Jovem de 24 anos, com história prévia de convivência com um caso de tuberculose pulmonar 3 anos antes, sem outros antecedentes patológicos e sem medicação crónica, recorreu ao Serviço de Urgência por distensão abdominal com clínica associada de hipersudorese noturna e picos febris com semanas de evolução. Ao exame físico destacava-se apenas a presença de ascite grau 2. O estudo analítico apresentava anemia normocítica normocrómica, trombocitose, elevação da desidrogenase do lactato e da proteína C reativa. Os marcadores de citocolestase e função hepática encontravam-se normais, bem como a função renal, relação proteínas/creatinina na urina e o peptídeo natriurético B. Efetuada radiografia do tórax que mostrou uma hipotransparência no ápice do pulmão direito, melhor caracterizada posteriormente por Tomografia Computorizada (TC) torácica que confirmou a presença da lesão condensante sub-pleural nessa localização. A TC abdomino-pélvica comprovou a presença de ascite e revelava também ansas intestinais com espessamento parietal e dilatação, sem adenopatias evidentes nas cadeias linfáticas abdomino-pélvicas. Foi realizada paracentese diagnóstica com drenagem de líquido amarelo citrino turvo, com predomínio linfocítico, gradiente sero-ascítico de albumina inferior a 1,1 g/dl e doseamento de adenosina desaminase elevada duas vezes acima do limite superior. O exame bacteriológico de líquido ascítico revelou-se amicrobiano. Adicionalmente, não se verificava infeção pelo Vírus da Imunodeficiência Humana, Hepatite B ou Hepatite C.

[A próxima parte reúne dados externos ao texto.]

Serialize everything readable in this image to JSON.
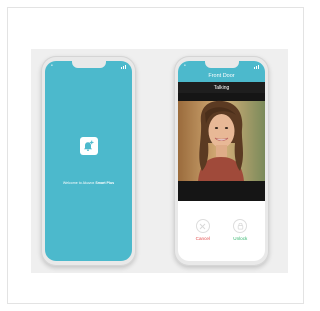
{
  "left_phone": {
    "welcome_prefix": "Welcome to Akuvox ",
    "welcome_brand": "Smart Plus",
    "icon": "bell-plus-icon"
  },
  "right_phone": {
    "header_title": "Front Door",
    "call_status": "Talking",
    "actions": [
      {
        "label": "Cancel",
        "icon": "close-icon",
        "color": "#e34a4a"
      },
      {
        "label": "Unlock",
        "icon": "lock-icon",
        "color": "#2fb36a"
      }
    ]
  },
  "colors": {
    "accent": "#4cb9cc",
    "status_bar": "#1e1e1e"
  }
}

Embora os resultados iniciais da pesquisa de DNA de Mycobacterium tuberculosis e o exame direto de micobactérias tenham sido negativos, o exame cultural, quer do aspirado brônquico (efectuada broncofibroscopia posteriormente para colheita de lavado broncoalveolar), quer do líquido ascítico, confirmaram a presença de Mycobacterium tuberculosis. Ao longo do seguimento ambulatorial verificada melhoria clínica da ascite e da sintomatologia acompanhante.
O presente caso destaca uma forma rara de tuberculose num doente jovem e imunocompetente sem factores de risco conhecidos para tuberculose abdominal. Apesar da raridade, é intuito do presente caso alertar para a necessidade de manter o elevado nível de suspeição deste diagnóstico.